I’ve looked for other parents — mothers especially — who can relate to these struggles, whose experiences I can learn from.  But they’ve been hard to find.  Nearly all the mothers I know who also love work returned to their full-time jobs after a few months of maternity leave.  They have offices to go to, set work hours, regular interaction with adult coworkers.  Their situations aren’t perfect either — they have to deal with leaving their kids with caretakers before they feel ready to, in many cases; guilt for not spending more time with their children; sadness that they miss milestones; the sense that their kids are growing up too quickly.  They have their own set of parenting baggage, one that’s entirely different from mine.

Meanwhile, most of the mothers I meet during the week have chosen not to work.  They do not have the same professional angst that I have, the stress of pent-up ambition, a constant longing for more time and space to work.  They wrestle with isolation and boredom, and if they have any qualms about not working, it’s guilt for not getting more out of their education.  But, as my new mom-friend illustrated, that guilt is usually dwarfed by the satisfaction they get out of being with their children all day.

I can’t relate to that either.  Make no mistake:  I love my son more than life itself, and he’s filled my life with more love and unbridled joy than I ever thought possible.  But being with him 24/7 is not my dream.  I am not creative when it comes to finding things for us to do.  I do not enjoy scouring mom groups for fun outings or Pinterest for new crafts and projects; I do not get excited about finding new storytimes or playgrounds to visit.  His toddler tantrums are more exhausting than anything I’ve ever experienced, including anything that happened in his first year.  I love that he wants to hold my hand and spend time with me, and I love that I get to spend hours of every day within tickling distance of him.  But I also love the work I do and the meaning and purpose it gives me.

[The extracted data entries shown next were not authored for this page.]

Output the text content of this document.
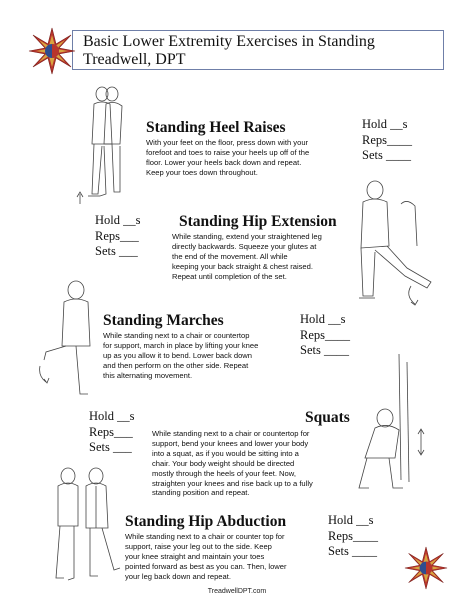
Basic Lower Extremity Exercises in Standing
Treadwell, DPT
Standing Heel Raises
With your feet on the floor, press down with your
forefoot and toes to raise your heels up off of the
floor. Lower your heels back down and repeat.
Keep your toes down throughout.
Hold __s
Reps____
Sets ____
Hold __s
Reps___
Sets ___
Standing Hip Extension
While standing, extend your straightened leg
directly backwards. Squeeze your glutes at
the end of the movement. All while
keeping your back straight & chest raised.
Repeat until completion of the set.
Standing Marches
While standing next to a chair or countertop
for support, march in place by lifting your knee
up as you allow it to bend. Lower back down
and then perform on the other side. Repeat
this alternating movement.
Hold __s
Reps____
Sets ____
Hold __s
Reps___
Sets ___
Squats
While standing next to a chair or countertop for
support, bend your knees and lower your body
into a squat, as if you would be sitting into a
chair. Your body weight should be directed
mostly through the heels of your feet. Now,
straighten your knees and rise back up to a fully
standing position and repeat.
Standing Hip Abduction
While standing next to a chair or counter top for
support, raise your leg out to the side. Keep
your knee straight and maintain your toes
pointed forward as best as you can. Then, lower
your leg back down and repeat.
Hold __s
Reps____
Sets ____
TreadwellDPT.com
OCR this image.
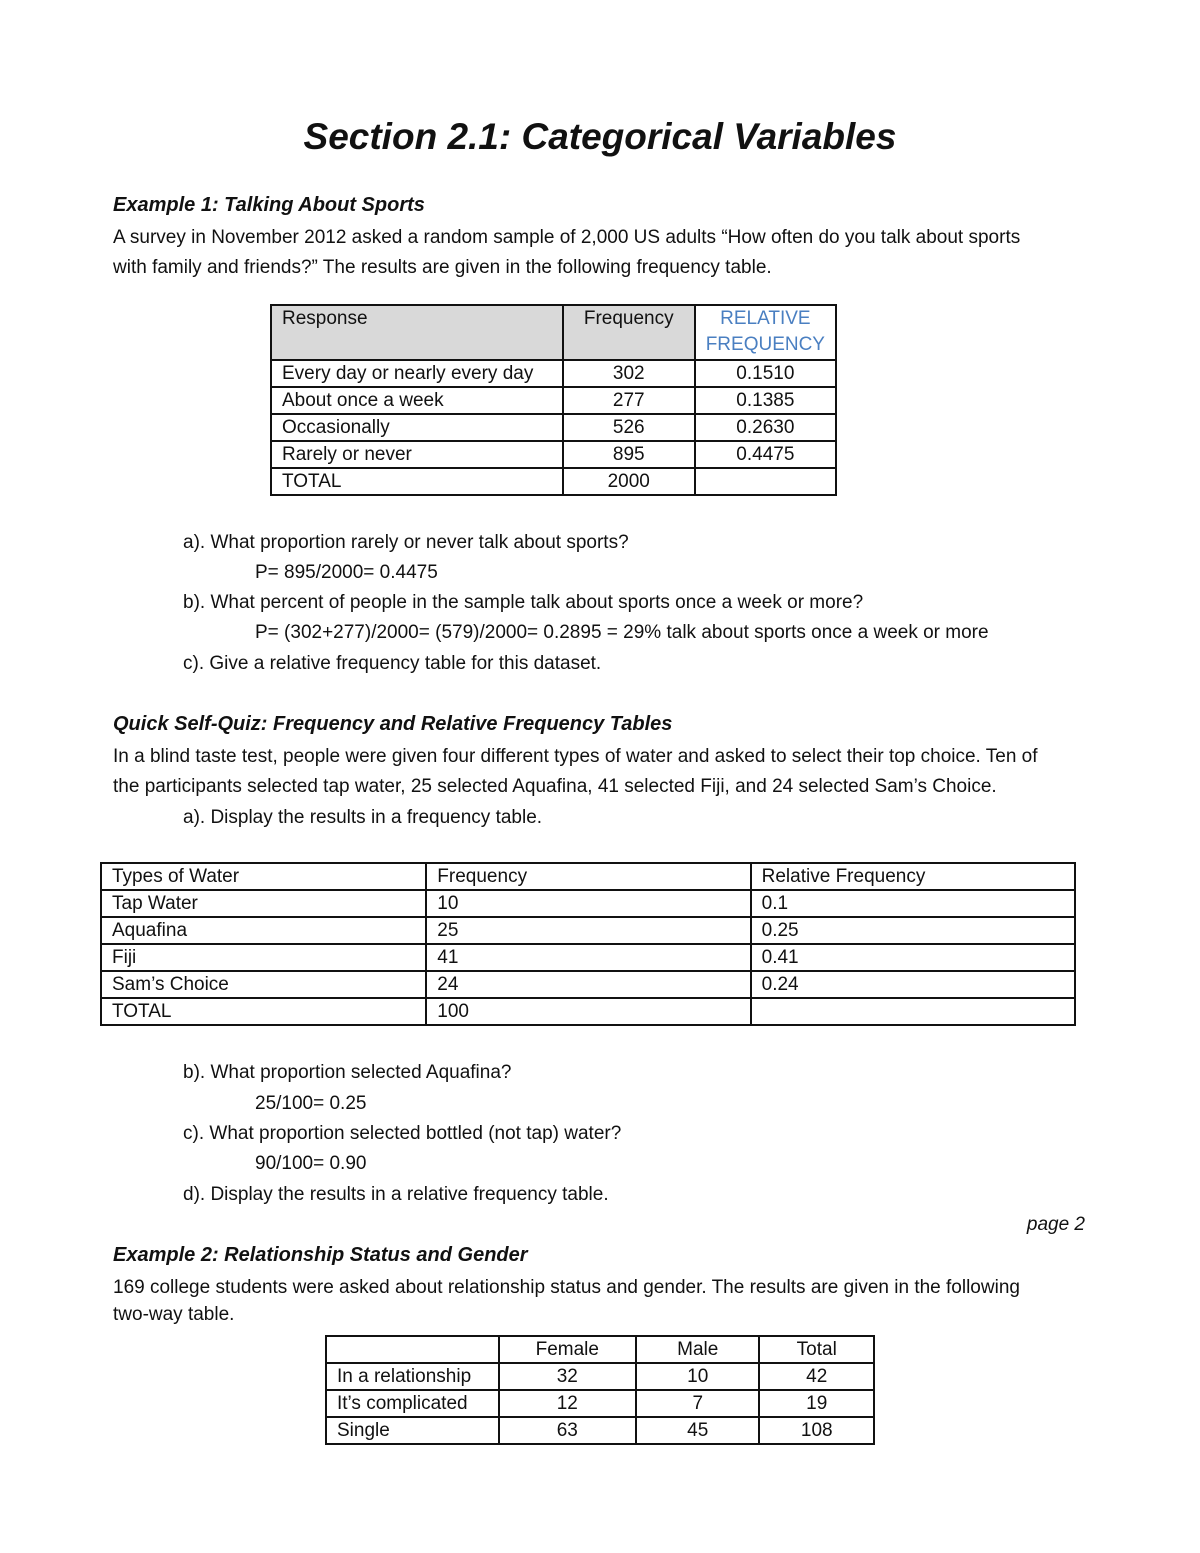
Section 2.1: Categorical Variables
Example 1: Talking About Sports
A survey in November 2012 asked a random sample of 2,000 US adults “How often do you talk about sports
with family and friends?” The results are given in the following frequency table.
Response	Frequency	RELATIVE
FREQUENCY
Every day or nearly every day	302	0.1510
About once a week	277	0.1385
Occasionally	526	0.2630
Rarely or never	895	0.4475
TOTAL	2000	
a). What proportion rarely or never talk about sports?
P= 895/2000= 0.4475
b). What percent of people in the sample talk about sports once a week or more?
P= (302+277)/2000= (579)/2000= 0.2895 = 29% talk about sports once a week or more
c). Give a relative frequency table for this dataset.
Quick Self-Quiz: Frequency and Relative Frequency Tables
In a blind taste test, people were given four different types of water and asked to select their top choice. Ten of
the participants selected tap water, 25 selected Aquafina, 41 selected Fiji, and 24 selected Sam’s Choice.
a). Display the results in a frequency table.
Types of Water	Frequency	Relative Frequency
Tap Water	10	0.1
Aquafina	25	0.25
Fiji	41	0.41
Sam’s Choice	24	0.24
TOTAL	100	
b). What proportion selected Aquafina?
25/100= 0.25
c). What proportion selected bottled (not tap) water?
90/100= 0.90
d). Display the results in a relative frequency table.
page 2
Example 2: Relationship Status and Gender
169 college students were asked about relationship status and gender. The results are given in the following
two-way table.
	Female	Male	Total
In a relationship	32	10	42
It’s complicated	12	7	19
Single	63	45	108
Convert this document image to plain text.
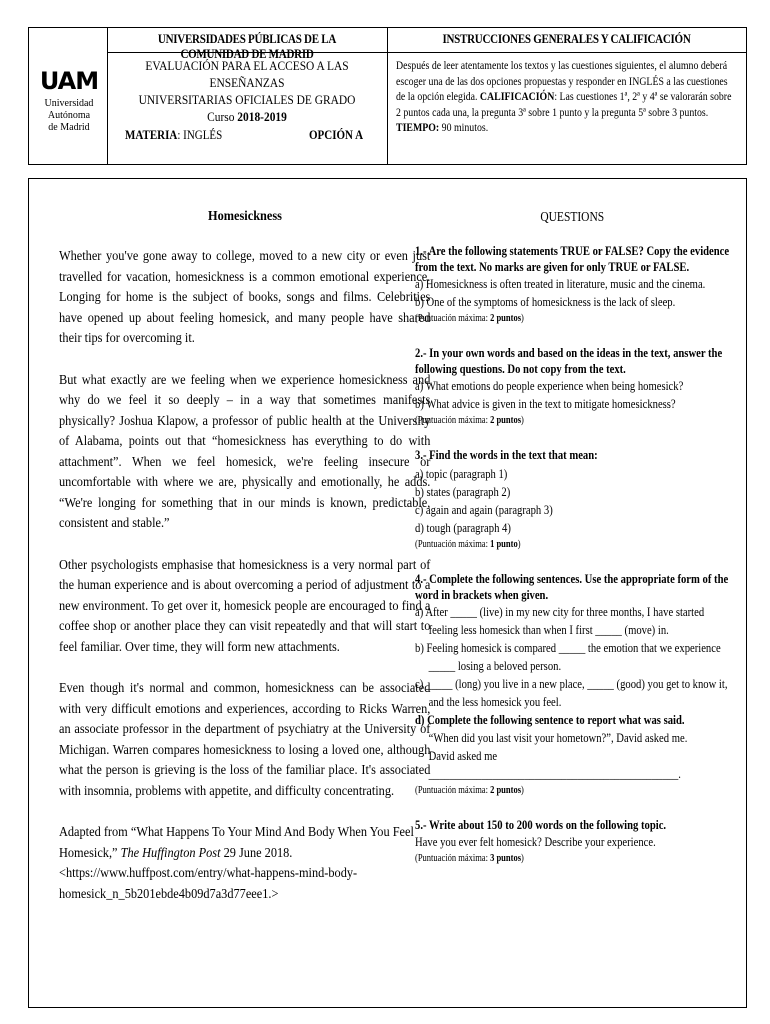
UAM
Universidad Autónoma
de Madrid
UNIVERSIDADES PÚBLICAS DE LA COMUNIDAD DE MADRID
EVALUACIÓN PARA EL ACCESO A LAS ENSEÑANZAS
UNIVERSITARIAS OFICIALES DE GRADO
Curso 2018-2019
MATERIA: INGLÉS	OPCIÓN A
INSTRUCCIONES GENERALES Y CALIFICACIÓN
Después de leer atentamente los textos y las cuestiones siguientes, el alumno deberá escoger una de las dos opciones propuestas y responder en INGLÉS a las cuestiones de la opción elegida. CALIFICACIÓN: Las cuestiones 1ª, 2ª y 4ª se valorarán sobre 2 puntos cada una, la pregunta 3ª sobre 1 punto y la pregunta 5ª sobre 3 puntos. TIEMPO: 90 minutos.
Homesickness

Whether you've gone away to college, moved to a new city or even just travelled for vacation, homesickness is a common emotional experience. Longing for home is the subject of books, songs and films. Celebrities have opened up about feeling homesick, and many people have shared their tips for overcoming it.

But what exactly are we feeling when we experience homesickness and why do we feel it so deeply – in a way that sometimes manifests physically? Joshua Klapow, a professor of public health at the University of Alabama, points out that “homesickness has everything to do with attachment”. When we feel homesick, we're feeling insecure or uncomfortable with where we are, physically and emotionally, he adds. “We're longing for something that in our minds is known, predictable, consistent and stable.”

Other psychologists emphasise that homesickness is a very normal part of the human experience and is about overcoming a period of adjustment to a new environment. To get over it, homesick people are encouraged to find a coffee shop or another place they can visit repeatedly and that will start to feel familiar. Over time, they will form new attachments.

Even though it's normal and common, homesickness can be associated with very difficult emotions and experiences, according to Ricks Warren, an associate professor in the department of psychiatry at the University of Michigan. Warren compares homesickness to losing a loved one, although what the person is grieving is the loss of the familiar place. It's associated with insomnia, problems with appetite, and difficulty concentrating.

Adapted from “What Happens To Your Mind And Body When You Feel Homesick,” The Huffington Post 29 June 2018.
<https://www.huffpost.com/entry/what-happens-mind-body-homesick_n_5b201ebde4b09d7a3d77eee1.>

QUESTIONS
1.- Are the following statements TRUE or FALSE? Copy the evidence from the text. No marks are given for only TRUE or FALSE.
a) Homesickness is often treated in literature, music and the cinema.
b) One of the symptoms of homesickness is the lack of sleep.
(Puntuación máxima: 2 puntos)
2.- In your own words and based on the ideas in the text, answer the following questions. Do not copy from the text.
a) What emotions do people experience when being homesick?
b) What advice is given in the text to mitigate homesickness?
(Puntuación máxima: 2 puntos)
3.- Find the words in the text that mean:
a) topic (paragraph 1)
b) states (paragraph 2)
c) again and again (paragraph 3)
d) tough (paragraph 4)
(Puntuación máxima: 1 punto)
4.- Complete the following sentences. Use the appropriate form of the word in brackets when given.
a) After _____ (live) in my new city for three months, I have started feeling less homesick than when I first _____ (move) in.
b) Feeling homesick is compared _____ the emotion that we experience _____ losing a beloved person.
c) _____ (long) you live in a new place, _____ (good) you get to know it, and the less homesick you feel.
d) Complete the following sentence to report what was said.
“When did you last visit your hometown?”, David asked me.
David asked me _______________________________________________.
(Puntuación máxima: 2 puntos)
5.- Write about 150 to 200 words on the following topic.
Have you ever felt homesick? Describe your experience.
(Puntuación máxima: 3 puntos)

So I find myself in an unusual situation:  I’m a parent who loves to work but spends much of her time childrearing, without a traditional job, an office, or consistent work hours.  I’m a mother who does not feel like time is going too fast or that her child is growing up too quickly because I get more than enough time with him.  I feel like mothers like me are out there, especially in the economy we live in, where freelancing and gigging are (for better and for worse) on the rise.  But so far, these parents have been hard to find.

I understand that I’m lucky to have this set of problems.  Having flexible work hours is a gift.  Having the option of not working full-time is a gift.  Feeling like you have too much time with your child is a gift, because it means that you’ve gotten enough, and plenty of parents would kill for that.  I am lucky.

But I also wish I had a few parents in my life who are in the same boat, who fit in neither with traditional working parents nor the stay-at-home crowd.  Who’ve had to constantly negotiate and re-negotiate the lines between work and childrearing.  Who know what it’s like to have the unusual wish that they had a little less time with their kid and a little more time to work.

***

A few weeks later, my new mom-friend and I were texting each other, trying to schedule our second playdate.

“Are you free Thursday or Friday?” I asked.

“Possibly Thursday. I have a job interview!” she replied.

I laughed.  My first reaction was cynical:  What happened to the emphatic claim that she loved being with her son all the time?  Did she get an opportunity that she had never considered before, one so perfect that she was willing to disrupt all the fun they were having?  Had she been she trying to convince me?  Had she been trying to convince herself?

Then came a more gracious thought:  Maybe she and I have something in common after all.